At a recent JFK Jr Forum sponsored by the Kennedy School’s Ash Center for Democratic Governance and Innovation and the Fairbank Center for Chinese Study at Harvard, Ash Center Director Tony Saich explained that “what has set off the latest round of demonstrations was the proposal for an extradition bill that seemed to me somewhat benign.” The bill, which would have eased the extradition process between Hong Kong and mainland China, was criticized for underming basic legal protections enshrined in Hong Kong’s legal system — and was ultimately withdrawn by Hong Kong’s chief executive Carrie Lam.
Lam’s capitulation on the extradition bill, however, failed to placate protestors who were incensed by this latest move by Hong Kong’s Beijing-backed administration to further chip away at the “one country, two systems” policy that has governed Hong Kong since its handover to China in 1997. “It really takes away the last firewall that protects Hong Kong from mainland China by eroding the difference between the Hong Kong’s judicial system and the mainland system,” noted University of Notre Dame political scientist Victoria Tin-bor Hui, who along with Shorenstein Center Fellow and former New York Times Beijing Bureau Chief Jane Perlez joined Saich on stage at the Forum.
What had started out last spring as a protest over a legislative proposal quickly spiralled into a larger, ongoing confrontation over Hong Kong’s identity and relationship to the mainland. “Among people who are 30 years and younger, they increasingly see themselves as Hong Kong people,” noted Hui who herself was born in Hong Kong. This generational shift towards a more uniquely Hong Kong-based identity has developed, Hui argued, as a response to what many younger Hong Kongers see as the erosion of the democratic guarantees made when the city was returned from British rule in 1997. “The proportion of people who see themselves as Hong Kong-Chinese has been going down and down. And people who see themselves as Hong Kong people, it’s been going up and up and up,” Hui said.
With the protests showing no signs of ending, Beijing has been grappling with how to respond. With China’s leadership making provocative moves, such as doubling the number of paramilitary People’s Armed Police stationed across the border in Shenzhen, the international community is on edge. ”People I spoke to in Beijing … said they’re going to be much cooler this time than they were in 1989; it’s a very different situation,” said Perlez contrasting the Communist Party’s relative caution towards the unrest in Hong Kong to the decision 30 years ago to send in the military to crack down on demonstrators in Tiananmen Square.
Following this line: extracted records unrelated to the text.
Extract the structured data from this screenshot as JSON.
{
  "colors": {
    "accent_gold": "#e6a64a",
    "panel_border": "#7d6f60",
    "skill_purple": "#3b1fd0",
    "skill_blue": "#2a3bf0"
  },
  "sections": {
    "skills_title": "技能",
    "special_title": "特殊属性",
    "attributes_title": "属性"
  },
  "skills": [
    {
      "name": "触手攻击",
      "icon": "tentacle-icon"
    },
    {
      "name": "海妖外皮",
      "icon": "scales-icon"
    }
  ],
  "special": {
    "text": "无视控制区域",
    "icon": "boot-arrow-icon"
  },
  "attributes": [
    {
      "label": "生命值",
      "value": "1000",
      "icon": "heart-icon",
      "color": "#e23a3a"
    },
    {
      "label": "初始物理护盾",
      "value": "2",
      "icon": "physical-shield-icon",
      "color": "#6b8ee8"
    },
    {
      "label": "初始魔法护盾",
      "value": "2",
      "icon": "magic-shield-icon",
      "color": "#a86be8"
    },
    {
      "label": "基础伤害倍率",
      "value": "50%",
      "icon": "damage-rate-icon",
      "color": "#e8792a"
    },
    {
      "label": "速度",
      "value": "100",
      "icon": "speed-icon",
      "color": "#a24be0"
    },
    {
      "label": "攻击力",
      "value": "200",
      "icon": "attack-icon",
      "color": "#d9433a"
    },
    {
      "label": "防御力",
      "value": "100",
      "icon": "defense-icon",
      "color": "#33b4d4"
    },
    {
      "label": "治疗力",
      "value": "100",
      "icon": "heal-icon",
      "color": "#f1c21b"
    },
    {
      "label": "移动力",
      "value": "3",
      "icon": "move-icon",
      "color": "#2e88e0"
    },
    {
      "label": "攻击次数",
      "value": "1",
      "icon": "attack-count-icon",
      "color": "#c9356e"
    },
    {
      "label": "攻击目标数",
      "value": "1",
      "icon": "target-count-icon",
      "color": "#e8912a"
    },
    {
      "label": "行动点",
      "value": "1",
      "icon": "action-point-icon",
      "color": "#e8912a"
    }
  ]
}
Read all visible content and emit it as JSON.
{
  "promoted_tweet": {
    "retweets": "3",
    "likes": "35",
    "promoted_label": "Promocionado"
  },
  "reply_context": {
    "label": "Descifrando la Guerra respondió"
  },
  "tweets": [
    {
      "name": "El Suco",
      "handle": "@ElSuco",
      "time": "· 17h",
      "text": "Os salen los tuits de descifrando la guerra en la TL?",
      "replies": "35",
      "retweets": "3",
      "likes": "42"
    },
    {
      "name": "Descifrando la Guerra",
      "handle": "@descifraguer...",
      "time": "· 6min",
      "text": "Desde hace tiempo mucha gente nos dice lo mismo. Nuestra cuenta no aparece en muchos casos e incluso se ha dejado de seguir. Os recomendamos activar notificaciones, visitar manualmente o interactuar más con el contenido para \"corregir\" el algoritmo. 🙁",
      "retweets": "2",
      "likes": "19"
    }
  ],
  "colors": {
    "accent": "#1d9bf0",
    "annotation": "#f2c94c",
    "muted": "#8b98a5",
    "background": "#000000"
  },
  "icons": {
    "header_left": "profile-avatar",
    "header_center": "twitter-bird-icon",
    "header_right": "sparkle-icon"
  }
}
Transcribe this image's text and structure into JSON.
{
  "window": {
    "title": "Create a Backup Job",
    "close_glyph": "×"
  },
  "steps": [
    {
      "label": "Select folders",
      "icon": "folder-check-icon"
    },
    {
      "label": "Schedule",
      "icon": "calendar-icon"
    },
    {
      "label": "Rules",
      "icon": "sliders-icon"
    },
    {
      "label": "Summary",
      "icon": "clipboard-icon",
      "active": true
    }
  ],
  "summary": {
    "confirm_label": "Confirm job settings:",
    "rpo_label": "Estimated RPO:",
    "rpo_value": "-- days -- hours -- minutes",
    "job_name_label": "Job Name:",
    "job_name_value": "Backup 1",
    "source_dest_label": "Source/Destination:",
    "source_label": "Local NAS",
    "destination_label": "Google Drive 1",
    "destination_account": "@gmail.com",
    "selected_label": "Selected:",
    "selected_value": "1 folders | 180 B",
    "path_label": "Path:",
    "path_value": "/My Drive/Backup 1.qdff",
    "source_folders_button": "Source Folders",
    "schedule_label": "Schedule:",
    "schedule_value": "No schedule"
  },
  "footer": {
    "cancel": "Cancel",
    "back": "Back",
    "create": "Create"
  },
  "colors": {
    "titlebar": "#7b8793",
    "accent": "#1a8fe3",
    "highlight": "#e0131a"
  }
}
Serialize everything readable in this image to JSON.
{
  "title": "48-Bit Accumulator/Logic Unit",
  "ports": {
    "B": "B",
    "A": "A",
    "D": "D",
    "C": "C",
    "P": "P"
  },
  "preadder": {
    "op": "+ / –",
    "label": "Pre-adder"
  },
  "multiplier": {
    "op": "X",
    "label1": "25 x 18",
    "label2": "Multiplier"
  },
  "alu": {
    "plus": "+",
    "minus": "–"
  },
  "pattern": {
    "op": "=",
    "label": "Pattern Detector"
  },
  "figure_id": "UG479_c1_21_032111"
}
Perlez suspected that Beijing was employing a strategy of waiting out the protestors in the hopes that the demonstrations would eventually subside. “They seem to think that time is on their side,” she said.
To avoid the bloodshed of 30 years ago and reach a resolution to the crisis, Saich reminded the audience that “there has to be compromise on all sides. One of the things we saw in Tiananmen in 1989 was that all sides were so firmly convinced that right was on their side that you got to a point where it was impossible to enter into serious dialogue.”
Whether China’s leadership and Hong Kong’s pro-democracy movement can find a way to compromise remains to be seen.